Laura ~Peach~ said...

OHHHHH the memories... must...must drag out of the dark abiss and complete my story...oh the joke of NONidentifying information... BLAH...

Unknown said...

OH OH!!!! I scrolled down and there was no more!!! pure e-vil!!!


Waiting with baited breath

Unknown said...

And the comments here are almost as good as the blog!!!!

Mary Ellen said...

Becca - Thanks for saying ALMOST...

GingerJar said...

Wow, hope you find out something. I'm here from WWoW...

Time were definately different then. When I was 2 my dad's baby sister got pregnant and was sent away (No I don't remember, my mom just told me this last year when I told her Aunt L's husband had died). She never told who the father was...and the baby was put up for adoption, and Aunt L came back like nothing had ever happened, then she moved with Grandma and Grandpa back to Oklahoma where no body knew of her "sin". Mom said that none of the other sibling knew about the baby, just my Daddy because he was in California in the same town at the same time. Aunt L married and moved up North somewhere and was never close with her family afterwards.
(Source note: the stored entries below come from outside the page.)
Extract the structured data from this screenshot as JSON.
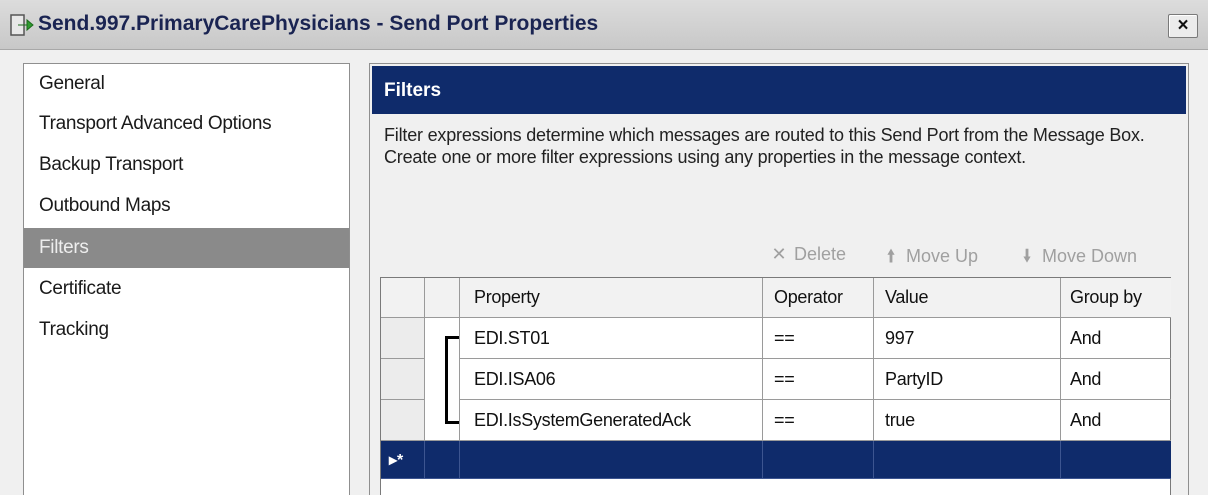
{
  "window": {
    "title": "Send.997.PrimaryCarePhysicians - Send Port Properties",
    "close_label": "×"
  },
  "sidebar": {
    "items": [
      {
        "label": "General"
      },
      {
        "label": "Transport Advanced Options"
      },
      {
        "label": "Backup Transport"
      },
      {
        "label": "Outbound Maps"
      },
      {
        "label": "Filters",
        "selected": true
      },
      {
        "label": "Certificate"
      },
      {
        "label": "Tracking"
      }
    ]
  },
  "panel": {
    "header": "Filters",
    "description": "Filter expressions determine which messages are routed to this Send Port from the Message Box. Create one or more filter expressions using any properties in the message context."
  },
  "toolbar": {
    "delete_label": "Delete",
    "move_up_label": "Move Up",
    "move_down_label": "Move Down",
    "delete_icon": "x-icon",
    "move_up_icon": "up-arrow-icon",
    "move_down_icon": "down-arrow-icon"
  },
  "grid": {
    "columns": [
      "Property",
      "Operator",
      "Value",
      "Group by"
    ],
    "rows": [
      {
        "property": "EDI.ST01",
        "operator": "==",
        "value": "997",
        "group_by": "And"
      },
      {
        "property": "EDI.ISA06",
        "operator": "==",
        "value": "PartyID",
        "group_by": "And"
      },
      {
        "property": "EDI.IsSystemGeneratedAck",
        "operator": "==",
        "value": "true",
        "group_by": "And"
      }
    ],
    "new_row_marker": "▸*"
  },
  "colors": {
    "header_blue": "#0f2b6b",
    "selected_nav": "#8a8a8a",
    "window_bg": "#f0f0f0"
  }
}
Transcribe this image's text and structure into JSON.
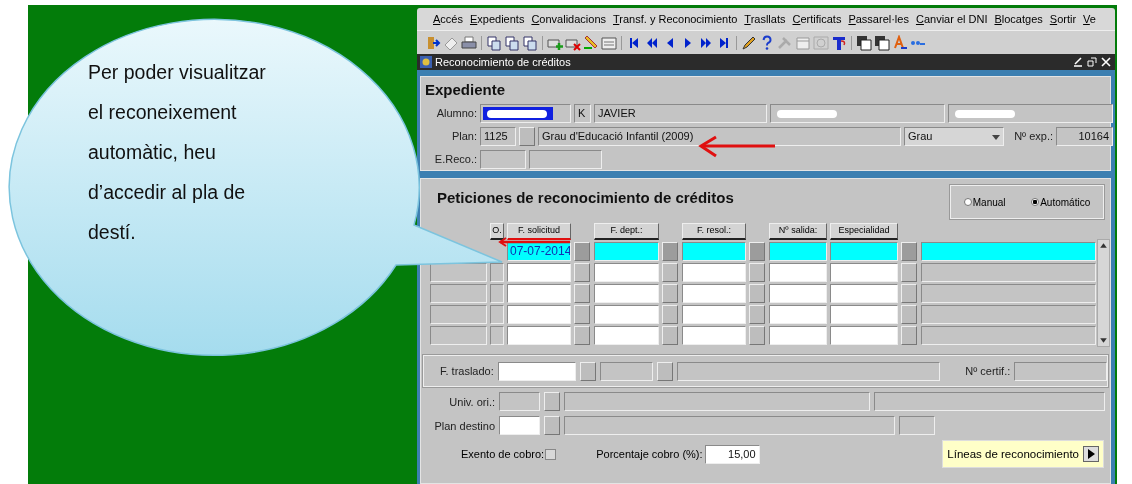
{
  "callout": {
    "text": "Per poder visualitzar\nel reconeixement\nautomàtic, heu\nd’accedir al pla de\ndestí."
  },
  "menu": [
    "Accés",
    "Expedients",
    "Convalidacions",
    "Transf. y Reconocimiento",
    "Trasllats",
    "Certificats",
    "Passarel·les",
    "Canviar el DNI",
    "Blocatges",
    "Sortir",
    "Ve"
  ],
  "window": {
    "title": "Reconocimiento de créditos"
  },
  "expediente": {
    "title": "Expediente",
    "alumno_label": "Alumno:",
    "initial": "K",
    "first_name": "JAVIER",
    "plan_label": "Plan:",
    "plan_code": "1125",
    "plan_name": "Grau d'Educació Infantil (2009)",
    "plan_type": "Grau",
    "exp_label": "Nº exp.:",
    "exp": "10164",
    "reco_label": "E.Reco.:"
  },
  "peticiones": {
    "title": "Peticiones de reconocimiento de créditos",
    "modes": [
      {
        "label": "Manual",
        "selected": false
      },
      {
        "label": "Automático",
        "selected": true
      }
    ],
    "columns": [
      "O.",
      "F. solicitud",
      "F. dept.:",
      "F. resol.:",
      "Nº salida:",
      "Especialidad"
    ],
    "rows": [
      {
        "f_solicitud": "07-07-2014",
        "current": true
      },
      {
        "current": false
      },
      {
        "current": false
      },
      {
        "current": false
      },
      {
        "current": false
      }
    ]
  },
  "traslado": {
    "label": "F. traslado:",
    "certif_label": "Nº certif.:"
  },
  "univ": {
    "label": "Univ. ori.:"
  },
  "plan_destino": {
    "label": "Plan destino"
  },
  "exento": {
    "label": "Exento de cobro:",
    "checked": false
  },
  "porcentaje": {
    "label": "Porcentaje cobro (%):",
    "value": "15,00"
  },
  "lineas_button": "Líneas de reconocimiento"
}
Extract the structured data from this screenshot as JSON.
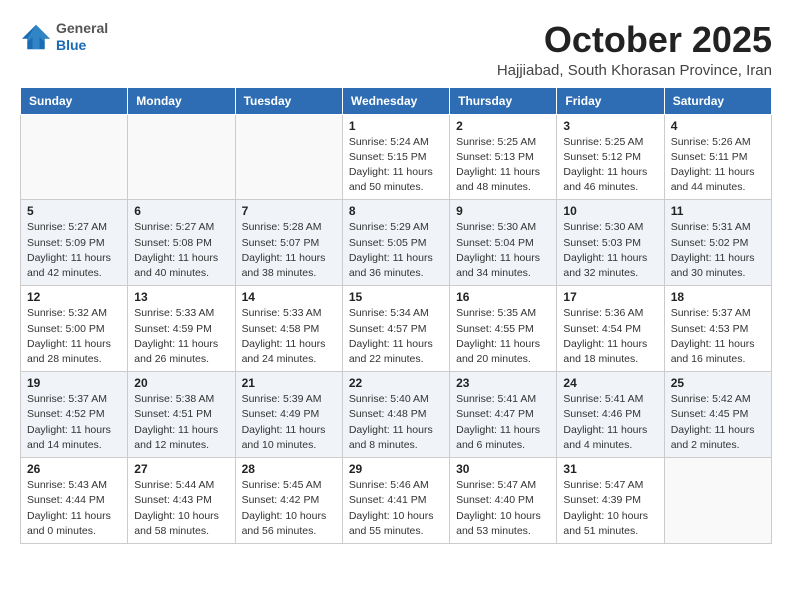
{
  "logo": {
    "general": "General",
    "blue": "Blue"
  },
  "header": {
    "month": "October 2025",
    "location": "Hajjiabad, South Khorasan Province, Iran"
  },
  "weekdays": [
    "Sunday",
    "Monday",
    "Tuesday",
    "Wednesday",
    "Thursday",
    "Friday",
    "Saturday"
  ],
  "weeks": [
    [
      {
        "day": "",
        "info": ""
      },
      {
        "day": "",
        "info": ""
      },
      {
        "day": "",
        "info": ""
      },
      {
        "day": "1",
        "info": "Sunrise: 5:24 AM\nSunset: 5:15 PM\nDaylight: 11 hours\nand 50 minutes."
      },
      {
        "day": "2",
        "info": "Sunrise: 5:25 AM\nSunset: 5:13 PM\nDaylight: 11 hours\nand 48 minutes."
      },
      {
        "day": "3",
        "info": "Sunrise: 5:25 AM\nSunset: 5:12 PM\nDaylight: 11 hours\nand 46 minutes."
      },
      {
        "day": "4",
        "info": "Sunrise: 5:26 AM\nSunset: 5:11 PM\nDaylight: 11 hours\nand 44 minutes."
      }
    ],
    [
      {
        "day": "5",
        "info": "Sunrise: 5:27 AM\nSunset: 5:09 PM\nDaylight: 11 hours\nand 42 minutes."
      },
      {
        "day": "6",
        "info": "Sunrise: 5:27 AM\nSunset: 5:08 PM\nDaylight: 11 hours\nand 40 minutes."
      },
      {
        "day": "7",
        "info": "Sunrise: 5:28 AM\nSunset: 5:07 PM\nDaylight: 11 hours\nand 38 minutes."
      },
      {
        "day": "8",
        "info": "Sunrise: 5:29 AM\nSunset: 5:05 PM\nDaylight: 11 hours\nand 36 minutes."
      },
      {
        "day": "9",
        "info": "Sunrise: 5:30 AM\nSunset: 5:04 PM\nDaylight: 11 hours\nand 34 minutes."
      },
      {
        "day": "10",
        "info": "Sunrise: 5:30 AM\nSunset: 5:03 PM\nDaylight: 11 hours\nand 32 minutes."
      },
      {
        "day": "11",
        "info": "Sunrise: 5:31 AM\nSunset: 5:02 PM\nDaylight: 11 hours\nand 30 minutes."
      }
    ],
    [
      {
        "day": "12",
        "info": "Sunrise: 5:32 AM\nSunset: 5:00 PM\nDaylight: 11 hours\nand 28 minutes."
      },
      {
        "day": "13",
        "info": "Sunrise: 5:33 AM\nSunset: 4:59 PM\nDaylight: 11 hours\nand 26 minutes."
      },
      {
        "day": "14",
        "info": "Sunrise: 5:33 AM\nSunset: 4:58 PM\nDaylight: 11 hours\nand 24 minutes."
      },
      {
        "day": "15",
        "info": "Sunrise: 5:34 AM\nSunset: 4:57 PM\nDaylight: 11 hours\nand 22 minutes."
      },
      {
        "day": "16",
        "info": "Sunrise: 5:35 AM\nSunset: 4:55 PM\nDaylight: 11 hours\nand 20 minutes."
      },
      {
        "day": "17",
        "info": "Sunrise: 5:36 AM\nSunset: 4:54 PM\nDaylight: 11 hours\nand 18 minutes."
      },
      {
        "day": "18",
        "info": "Sunrise: 5:37 AM\nSunset: 4:53 PM\nDaylight: 11 hours\nand 16 minutes."
      }
    ],
    [
      {
        "day": "19",
        "info": "Sunrise: 5:37 AM\nSunset: 4:52 PM\nDaylight: 11 hours\nand 14 minutes."
      },
      {
        "day": "20",
        "info": "Sunrise: 5:38 AM\nSunset: 4:51 PM\nDaylight: 11 hours\nand 12 minutes."
      },
      {
        "day": "21",
        "info": "Sunrise: 5:39 AM\nSunset: 4:49 PM\nDaylight: 11 hours\nand 10 minutes."
      },
      {
        "day": "22",
        "info": "Sunrise: 5:40 AM\nSunset: 4:48 PM\nDaylight: 11 hours\nand 8 minutes."
      },
      {
        "day": "23",
        "info": "Sunrise: 5:41 AM\nSunset: 4:47 PM\nDaylight: 11 hours\nand 6 minutes."
      },
      {
        "day": "24",
        "info": "Sunrise: 5:41 AM\nSunset: 4:46 PM\nDaylight: 11 hours\nand 4 minutes."
      },
      {
        "day": "25",
        "info": "Sunrise: 5:42 AM\nSunset: 4:45 PM\nDaylight: 11 hours\nand 2 minutes."
      }
    ],
    [
      {
        "day": "26",
        "info": "Sunrise: 5:43 AM\nSunset: 4:44 PM\nDaylight: 11 hours\nand 0 minutes."
      },
      {
        "day": "27",
        "info": "Sunrise: 5:44 AM\nSunset: 4:43 PM\nDaylight: 10 hours\nand 58 minutes."
      },
      {
        "day": "28",
        "info": "Sunrise: 5:45 AM\nSunset: 4:42 PM\nDaylight: 10 hours\nand 56 minutes."
      },
      {
        "day": "29",
        "info": "Sunrise: 5:46 AM\nSunset: 4:41 PM\nDaylight: 10 hours\nand 55 minutes."
      },
      {
        "day": "30",
        "info": "Sunrise: 5:47 AM\nSunset: 4:40 PM\nDaylight: 10 hours\nand 53 minutes."
      },
      {
        "day": "31",
        "info": "Sunrise: 5:47 AM\nSunset: 4:39 PM\nDaylight: 10 hours\nand 51 minutes."
      },
      {
        "day": "",
        "info": ""
      }
    ]
  ]
}
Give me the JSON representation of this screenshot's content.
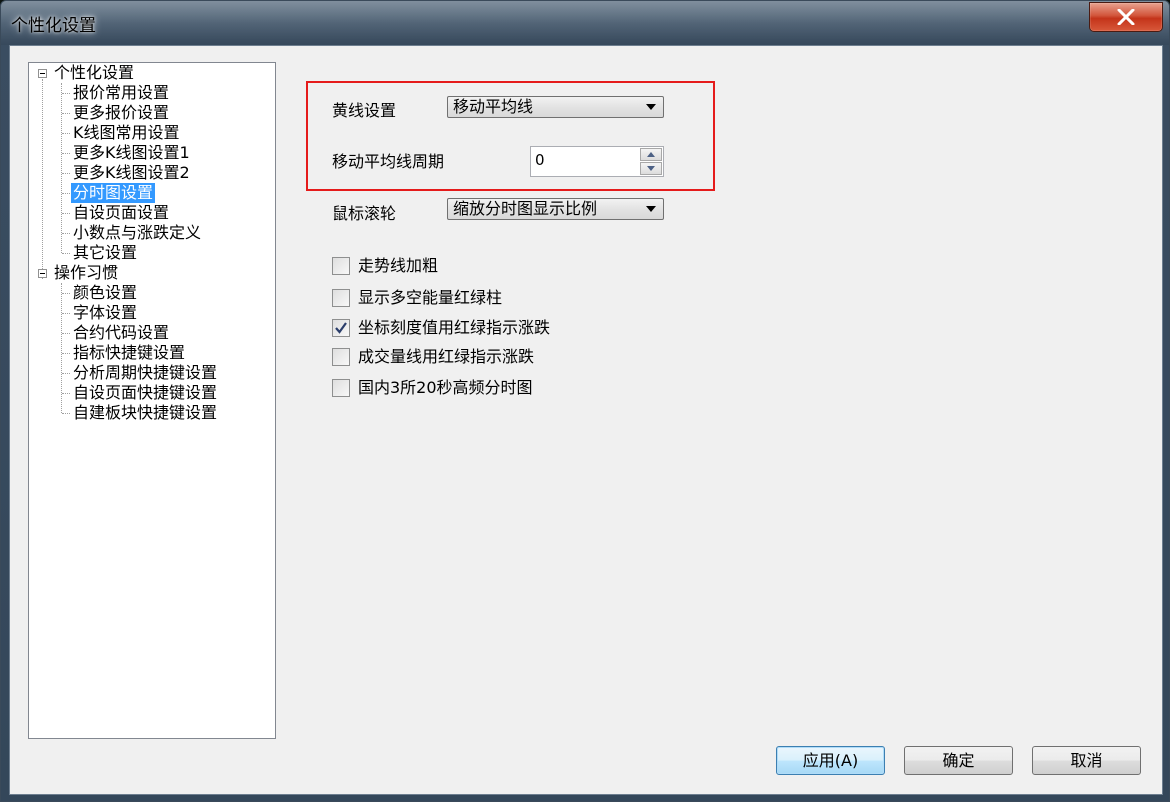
{
  "window": {
    "title": "个性化设置"
  },
  "tree": {
    "groups": [
      {
        "label": "个性化设置",
        "children": [
          "报价常用设置",
          "更多报价设置",
          "K线图常用设置",
          "更多K线图设置1",
          "更多K线图设置2",
          "分时图设置",
          "自设页面设置",
          "小数点与涨跌定义",
          "其它设置"
        ]
      },
      {
        "label": "操作习惯",
        "children": [
          "颜色设置",
          "字体设置",
          "合约代码设置",
          "指标快捷键设置",
          "分析周期快捷键设置",
          "自设页面快捷键设置",
          "自建板块快捷键设置"
        ]
      }
    ],
    "selected": "分时图设置"
  },
  "settings": {
    "yellow_line": {
      "label": "黄线设置",
      "value": "移动平均线"
    },
    "ma_period": {
      "label": "移动平均线周期",
      "value": "0"
    },
    "mouse_wheel": {
      "label": "鼠标滚轮",
      "value": "缩放分时图显示比例"
    },
    "checkboxes": [
      {
        "label": "走势线加粗",
        "checked": false
      },
      {
        "label": "显示多空能量红绿柱",
        "checked": false
      },
      {
        "label": "坐标刻度值用红绿指示涨跌",
        "checked": true
      },
      {
        "label": "成交量线用红绿指示涨跌",
        "checked": false
      },
      {
        "label": "国内3所20秒高频分时图",
        "checked": false
      }
    ]
  },
  "buttons": {
    "apply": "应用(A)",
    "ok": "确定",
    "cancel": "取消"
  },
  "colors": {
    "selection": "#3399ff",
    "highlight_border": "#e51b1b",
    "close_button": "#c4341a"
  }
}
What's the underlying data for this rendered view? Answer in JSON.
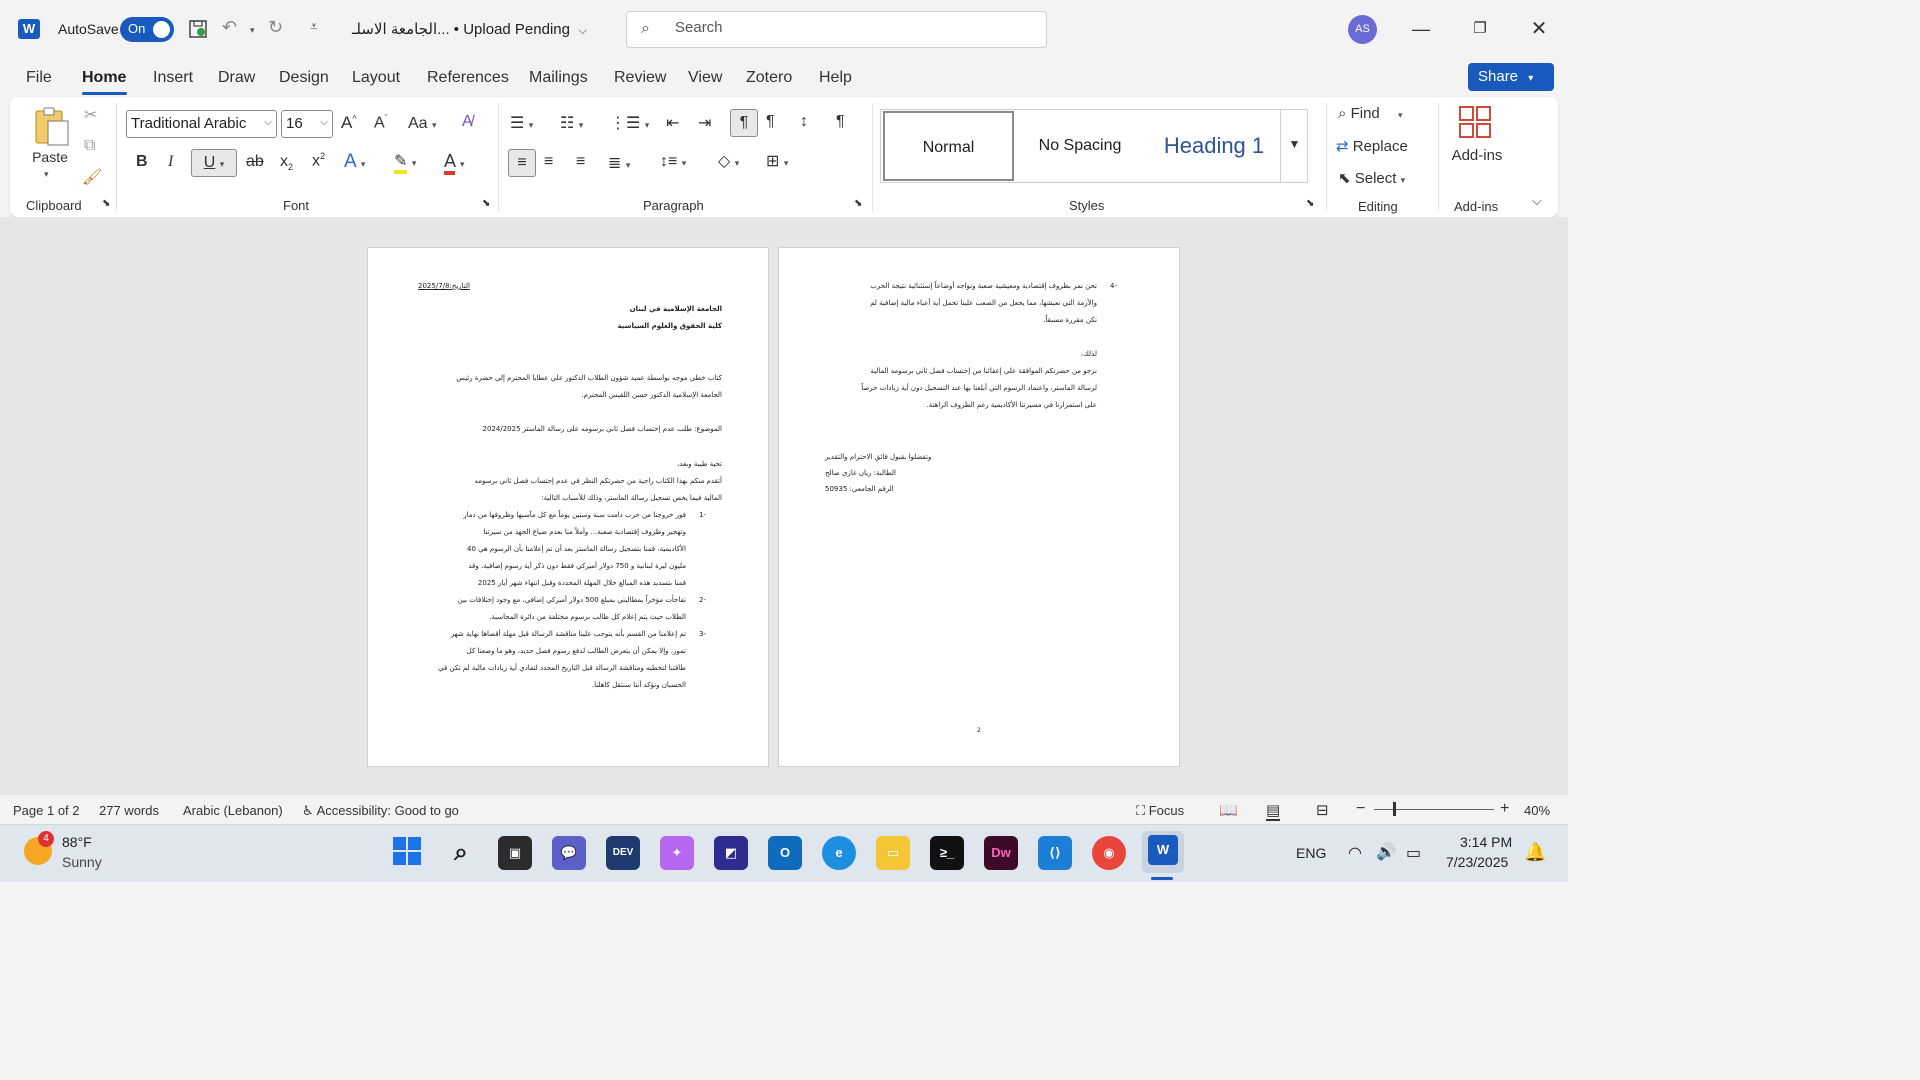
{
  "titlebar": {
    "app_logo": "W",
    "autosave_label": "AutoSave",
    "autosave_state": "On",
    "doc_title": "الجامعة الاسلـ... • Upload Pending",
    "search_placeholder": "Search",
    "avatar_initials": "AS"
  },
  "tabs": [
    "File",
    "Home",
    "Insert",
    "Draw",
    "Design",
    "Layout",
    "References",
    "Mailings",
    "Review",
    "View",
    "Zotero",
    "Help"
  ],
  "active_tab": "Home",
  "share_label": "Share",
  "ribbon": {
    "clipboard": {
      "paste": "Paste",
      "label": "Clipboard"
    },
    "font": {
      "family": "Traditional Arabic",
      "size": "16",
      "label": "Font"
    },
    "paragraph": {
      "label": "Paragraph"
    },
    "styles": {
      "normal": "Normal",
      "no_spacing": "No Spacing",
      "heading1": "Heading 1",
      "label": "Styles"
    },
    "editing": {
      "find": "Find",
      "replace": "Replace",
      "select": "Select",
      "label": "Editing"
    },
    "addins": {
      "button": "Add-ins",
      "label": "Add-ins"
    }
  },
  "page1": {
    "date": "التاريخ:2025/7/8",
    "uni": "الجامعة الإسلامية في لبنان",
    "faculty": "كلية الحقوق والعلوم السياسية",
    "p1a": "كتاب خطي موجه بواسطة عميد شؤون الطلاب الدكتور علي عطايا المحترم إلى حضرة رئيس",
    "p1b": "الجامعة الإسلامية الدكتور حسن اللقيس المحترم.",
    "subject": "الموضوع: طلب عدم إحتساب فصل ثاني برسومه على رسالة الماستر 2024/2025",
    "greet": "تحية طيبة وبعد،",
    "p2a": "أتقدم منكم بهذا الكتاب راجية من حضرتكم النظر في عدم إحتساب فصل ثاني برسومه",
    "p2b": "المالية فيما يخص تسجيل رسالة الماستر، وذلك للأسباب التالية:",
    "i1n": "1-",
    "i1a": "فور خروجنا من حرب دامت سنة وستين يوماً مع كل مآسيها وظروفها من دمار",
    "i1b": "وتهجير وظروف إقتصادية صعبة... وأملاً منا بعدم ضياع الجهد من سيرتنا",
    "i1c": "الأكاديمية، قمنا بتسجيل رسالة الماستر بعد أن تم إعلامنا بأن الرسوم هي 40",
    "i1d": "مليون ليرة لبنانية و 750 دولار أميركي فقط دون ذكر أية رسوم إضافية، وقد",
    "i1e": "قمنا بتسديد هذه المبالغ خلال المهلة المحددة وقبل انتهاء شهر أيار 2025",
    "i2n": "2-",
    "i2a": "تفاجأت مؤخراً بمطالبتي بمبلغ 500 دولار أميركي إضافي، مع وجود إختلافات بين",
    "i2b": "الطلاب حيث يتم إعلام كل طالب برسوم مختلفة من دائرة المحاسبة.",
    "i3n": "3-",
    "i3a": "تم إعلامنا من القسم بأنه يتوجب علينا مناقشة الرسالة قبل مهلة أقصاها نهاية شهر",
    "i3b": "تموز، وإلا يمكن أن يتعرض الطالب لدفع رسوم فصل جديد، وهو ما وضعنا كل",
    "i3c": "طاقتنا لتخطيه ومناقشة الرسالة قبل التاريخ المحدد لتفادي أية زيادات مالية لم تكن في",
    "i3d": "الحسبان ونؤكد أننا سنتقل كاهلنا."
  },
  "page2": {
    "i4n": "4-",
    "i4a": "نحن نمر بظروف إقتصادية ومعيشية صعبة ونواجه أوضاعاً إستثنائية نتيجة الحرب",
    "i4b": "والأزمة التي نعيشها، مما يجعل من الصعب علينا تحمل أية أعباء مالية إضافية لم",
    "i4c": "تكن مقررة مسبقاً.",
    "therefore": "لذلك،",
    "r1": "نرجو من حضرتكم الموافقة على إعفائنا من إحتساب فصل ثاني برسومه المالية",
    "r2": "لرسالة الماستر، واعتماد الرسوم التي أبلغنا بها عند التسجيل دون أية زيادات حرصاً",
    "r3": "على استمرارنا في مسيرتنا الأكاديمية رغم الظروف الراهنة.",
    "closing": "وتفضلوا بقبول فائق الاحترام والتقدير",
    "student": "الطالبة: ريان غازي صالح",
    "id": "الرقم الجامعي: 50935",
    "page_num": "2"
  },
  "status": {
    "page": "Page 1 of 2",
    "words": "277 words",
    "lang": "Arabic (Lebanon)",
    "access": "Accessibility: Good to go",
    "focus": "Focus",
    "zoom": "40%"
  },
  "taskbar": {
    "weather_temp": "88°F",
    "weather_desc": "Sunny",
    "weather_badge": "4",
    "lang": "ENG",
    "time": "3:14 PM",
    "date": "7/23/2025"
  },
  "colors": {
    "accent": "#185abd",
    "taskbar": "#dfe6ee",
    "canvas": "#e6e6e6"
  }
}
I would think there is more to the story...but will never know.

Reddirt Woman said...

What a cliff-hanger!!!

Helen

Unknown said...

That is SO not fair! I presume you didn't find out what you really needed to know though otherwise you wouldn't still be looking and waiting for identifying information come January. Hopefully you got a few medical questions answered though.

bernthis said...

Oh you have to tell us what you found out. I am crossing my fingers that you at least get something helpful. I'll be back.

Lipstick Jungle said...

I now see what you meant by people not liking where you left off. I am so glad I came by AFTER you posted the follow up. Now I will go read....

Cupcake Blonde said...

Tease! I love it!

Hallie, you and Andrew need a time out I believe. After YOU make ME cookies.